In 1993, the American Heart Association endorsed using aspirin as a preventative measure against cardiovascular risks. Four years later, they estimated as many as 10,000 American lives could be saved each year if everyone took a single 325 milligram tablet of aspirin at the first signs of a severe heart attack.

2002 headline: An aspirin a day can reduce signs of dementia

A study in Utah involving 3,000 people who showed early signs of Alzheimer’s or were likely candidates for dementia and who regularly took anti-inflammatory meds like aspirin, showed a 45% risk reduction for developing the disease. This was only after taking it for more than two years.

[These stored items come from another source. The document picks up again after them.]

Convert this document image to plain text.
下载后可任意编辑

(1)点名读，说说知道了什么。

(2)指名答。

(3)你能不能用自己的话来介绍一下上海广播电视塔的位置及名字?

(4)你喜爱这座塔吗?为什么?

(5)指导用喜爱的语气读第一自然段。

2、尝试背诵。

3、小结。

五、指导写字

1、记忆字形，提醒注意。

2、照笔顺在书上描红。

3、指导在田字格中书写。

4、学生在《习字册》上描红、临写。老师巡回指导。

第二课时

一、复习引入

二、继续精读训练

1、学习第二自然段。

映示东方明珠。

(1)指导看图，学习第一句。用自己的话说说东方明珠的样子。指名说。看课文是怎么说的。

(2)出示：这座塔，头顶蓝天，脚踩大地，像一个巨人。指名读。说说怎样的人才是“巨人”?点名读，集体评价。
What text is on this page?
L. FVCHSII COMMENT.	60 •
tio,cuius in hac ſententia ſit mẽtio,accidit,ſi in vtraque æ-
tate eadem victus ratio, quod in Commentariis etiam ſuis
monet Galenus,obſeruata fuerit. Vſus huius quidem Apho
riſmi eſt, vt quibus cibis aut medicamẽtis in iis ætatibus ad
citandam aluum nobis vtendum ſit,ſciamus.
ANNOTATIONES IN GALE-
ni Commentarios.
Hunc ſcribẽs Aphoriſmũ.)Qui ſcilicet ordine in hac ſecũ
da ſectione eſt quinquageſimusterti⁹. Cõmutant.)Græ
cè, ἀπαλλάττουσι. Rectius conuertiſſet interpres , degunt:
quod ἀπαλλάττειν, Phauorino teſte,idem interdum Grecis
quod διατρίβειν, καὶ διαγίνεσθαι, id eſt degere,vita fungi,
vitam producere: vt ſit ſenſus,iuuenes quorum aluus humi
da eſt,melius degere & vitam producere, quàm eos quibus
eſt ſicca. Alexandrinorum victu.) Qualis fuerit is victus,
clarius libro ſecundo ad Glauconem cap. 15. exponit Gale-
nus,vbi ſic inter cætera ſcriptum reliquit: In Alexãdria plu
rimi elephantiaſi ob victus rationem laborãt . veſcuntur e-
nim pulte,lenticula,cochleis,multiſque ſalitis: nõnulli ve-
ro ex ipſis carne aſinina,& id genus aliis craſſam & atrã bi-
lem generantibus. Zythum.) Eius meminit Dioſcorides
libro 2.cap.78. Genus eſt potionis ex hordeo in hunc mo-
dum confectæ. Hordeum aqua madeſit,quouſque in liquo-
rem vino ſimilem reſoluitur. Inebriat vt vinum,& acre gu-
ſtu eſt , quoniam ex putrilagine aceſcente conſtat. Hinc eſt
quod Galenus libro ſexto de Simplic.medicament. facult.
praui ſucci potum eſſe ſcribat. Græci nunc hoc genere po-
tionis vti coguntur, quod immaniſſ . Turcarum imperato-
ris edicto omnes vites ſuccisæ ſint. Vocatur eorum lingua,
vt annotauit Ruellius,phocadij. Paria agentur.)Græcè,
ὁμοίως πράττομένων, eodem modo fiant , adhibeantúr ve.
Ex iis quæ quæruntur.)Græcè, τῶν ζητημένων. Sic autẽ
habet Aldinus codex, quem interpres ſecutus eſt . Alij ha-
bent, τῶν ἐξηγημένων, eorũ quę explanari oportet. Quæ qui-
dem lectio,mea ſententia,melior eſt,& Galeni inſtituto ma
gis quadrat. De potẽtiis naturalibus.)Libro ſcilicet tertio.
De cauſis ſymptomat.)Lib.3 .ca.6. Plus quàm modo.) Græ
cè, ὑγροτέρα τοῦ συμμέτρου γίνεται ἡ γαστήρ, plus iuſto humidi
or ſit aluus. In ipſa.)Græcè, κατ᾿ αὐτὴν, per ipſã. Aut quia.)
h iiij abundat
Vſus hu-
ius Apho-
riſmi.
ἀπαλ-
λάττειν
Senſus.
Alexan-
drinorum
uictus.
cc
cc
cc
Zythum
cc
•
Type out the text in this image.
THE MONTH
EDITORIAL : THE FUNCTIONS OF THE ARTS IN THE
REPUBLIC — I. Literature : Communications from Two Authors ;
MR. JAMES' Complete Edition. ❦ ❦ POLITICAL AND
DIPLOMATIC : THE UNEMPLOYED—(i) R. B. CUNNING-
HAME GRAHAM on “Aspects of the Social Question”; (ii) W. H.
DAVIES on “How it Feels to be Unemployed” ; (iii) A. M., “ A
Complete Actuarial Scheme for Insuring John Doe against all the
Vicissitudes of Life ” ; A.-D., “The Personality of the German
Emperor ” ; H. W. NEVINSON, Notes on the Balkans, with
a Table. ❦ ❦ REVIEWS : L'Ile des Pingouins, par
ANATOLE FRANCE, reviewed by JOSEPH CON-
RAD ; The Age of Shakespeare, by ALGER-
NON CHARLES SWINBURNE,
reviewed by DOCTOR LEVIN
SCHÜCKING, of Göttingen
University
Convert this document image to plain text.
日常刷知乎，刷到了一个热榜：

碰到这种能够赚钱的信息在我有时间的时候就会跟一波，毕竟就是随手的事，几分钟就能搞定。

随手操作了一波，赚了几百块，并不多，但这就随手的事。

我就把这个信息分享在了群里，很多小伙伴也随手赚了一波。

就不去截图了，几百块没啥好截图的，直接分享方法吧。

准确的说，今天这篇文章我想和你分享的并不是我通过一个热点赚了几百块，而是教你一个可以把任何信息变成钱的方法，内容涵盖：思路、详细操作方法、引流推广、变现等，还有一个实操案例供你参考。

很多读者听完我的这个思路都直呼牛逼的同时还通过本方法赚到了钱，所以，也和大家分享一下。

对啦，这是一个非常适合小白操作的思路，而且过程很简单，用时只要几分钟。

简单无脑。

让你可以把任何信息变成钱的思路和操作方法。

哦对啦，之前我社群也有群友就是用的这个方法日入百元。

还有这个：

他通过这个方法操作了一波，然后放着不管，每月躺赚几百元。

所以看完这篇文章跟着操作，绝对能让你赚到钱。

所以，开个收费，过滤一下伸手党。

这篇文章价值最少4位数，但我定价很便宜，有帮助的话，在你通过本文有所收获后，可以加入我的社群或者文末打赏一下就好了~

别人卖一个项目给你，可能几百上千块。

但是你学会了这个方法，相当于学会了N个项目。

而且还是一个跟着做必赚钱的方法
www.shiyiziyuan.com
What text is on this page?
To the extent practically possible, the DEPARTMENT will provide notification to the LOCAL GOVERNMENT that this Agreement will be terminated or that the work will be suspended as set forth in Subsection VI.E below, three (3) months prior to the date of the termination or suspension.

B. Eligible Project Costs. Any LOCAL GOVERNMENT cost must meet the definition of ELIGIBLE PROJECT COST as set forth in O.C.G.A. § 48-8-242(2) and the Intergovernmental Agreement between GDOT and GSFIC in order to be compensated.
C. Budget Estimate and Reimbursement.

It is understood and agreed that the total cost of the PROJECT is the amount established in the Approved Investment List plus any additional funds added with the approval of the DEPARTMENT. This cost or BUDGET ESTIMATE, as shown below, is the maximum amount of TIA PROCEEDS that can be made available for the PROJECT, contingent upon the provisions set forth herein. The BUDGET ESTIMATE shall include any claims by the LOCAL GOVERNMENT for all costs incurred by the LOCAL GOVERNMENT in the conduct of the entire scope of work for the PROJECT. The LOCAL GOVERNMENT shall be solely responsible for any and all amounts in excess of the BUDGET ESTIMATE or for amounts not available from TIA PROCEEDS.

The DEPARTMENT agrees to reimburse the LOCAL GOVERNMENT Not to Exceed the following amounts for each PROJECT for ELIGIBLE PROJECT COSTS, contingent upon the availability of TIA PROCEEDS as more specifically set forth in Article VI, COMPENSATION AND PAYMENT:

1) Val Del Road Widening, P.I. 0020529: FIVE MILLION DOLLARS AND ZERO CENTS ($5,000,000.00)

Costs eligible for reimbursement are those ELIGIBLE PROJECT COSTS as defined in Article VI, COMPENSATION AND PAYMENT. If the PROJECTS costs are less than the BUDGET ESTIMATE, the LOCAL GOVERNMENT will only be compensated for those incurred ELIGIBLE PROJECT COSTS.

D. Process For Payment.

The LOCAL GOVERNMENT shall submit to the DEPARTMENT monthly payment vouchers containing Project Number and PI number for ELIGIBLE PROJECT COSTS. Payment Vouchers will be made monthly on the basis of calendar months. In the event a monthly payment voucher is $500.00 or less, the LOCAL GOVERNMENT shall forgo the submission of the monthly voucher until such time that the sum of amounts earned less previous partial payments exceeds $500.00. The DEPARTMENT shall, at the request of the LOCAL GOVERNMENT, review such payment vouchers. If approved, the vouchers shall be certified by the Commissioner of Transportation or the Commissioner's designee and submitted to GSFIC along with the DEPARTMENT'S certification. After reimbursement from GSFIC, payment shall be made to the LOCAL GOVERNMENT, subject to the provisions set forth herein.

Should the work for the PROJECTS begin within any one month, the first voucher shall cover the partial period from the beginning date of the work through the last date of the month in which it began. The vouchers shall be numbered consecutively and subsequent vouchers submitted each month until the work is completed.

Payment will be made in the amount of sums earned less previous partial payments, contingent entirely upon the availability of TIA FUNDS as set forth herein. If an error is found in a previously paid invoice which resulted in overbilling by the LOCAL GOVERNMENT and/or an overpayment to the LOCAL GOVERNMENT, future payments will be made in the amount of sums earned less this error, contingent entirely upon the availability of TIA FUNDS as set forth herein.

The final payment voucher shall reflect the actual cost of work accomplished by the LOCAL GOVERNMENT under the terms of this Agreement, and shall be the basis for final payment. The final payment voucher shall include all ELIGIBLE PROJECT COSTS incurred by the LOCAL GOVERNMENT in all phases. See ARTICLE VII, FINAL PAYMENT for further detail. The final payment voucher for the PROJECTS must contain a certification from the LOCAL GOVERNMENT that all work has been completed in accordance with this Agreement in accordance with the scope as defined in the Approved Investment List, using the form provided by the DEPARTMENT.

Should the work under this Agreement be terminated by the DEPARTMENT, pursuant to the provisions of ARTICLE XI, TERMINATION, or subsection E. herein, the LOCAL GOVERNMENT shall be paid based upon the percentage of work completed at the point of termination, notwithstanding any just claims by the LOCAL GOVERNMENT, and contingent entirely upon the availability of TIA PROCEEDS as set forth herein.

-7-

2010 headline: An aspirin a day can reduce cancer risk

A large analysis from 2010 found that daily aspirin use could lower cancer risks by at least 20% over 20 years. The largest decrease in risk was for gastrointestinal cancers.

2015 headline: Aspirin good for some cancers but not all hearts

While aspirin may be a great painkiller, the verdict is still out on some of its other benefits.

The decades long push to use aspirin to prevent heart attacks came to an end in May of this year, when the Food and Drug Administration warned against anyone using aspirin as a preventative measure. Instead it said daily use should only be limited to those who already suffer from cardiovascular disease.

And the verdict is still out on cancer, even though aspirin seems to have particular benefits for digestive cancers. A new study in this week’s Annals of Internal Medicine backs that up – finding that daily low-dosage usage for five or more years was associated with a 27% less likelihood of having colorectal cancer.

Eric Jacobs, an epidemiologist with the American Cancer Society said the strongest benefit appears to be for digestive track cancers. “The evidence is fairly strong for esophageal and stomach cancer. But for other cancers, like breast and lung, there are hints but the data is still inconsistent.”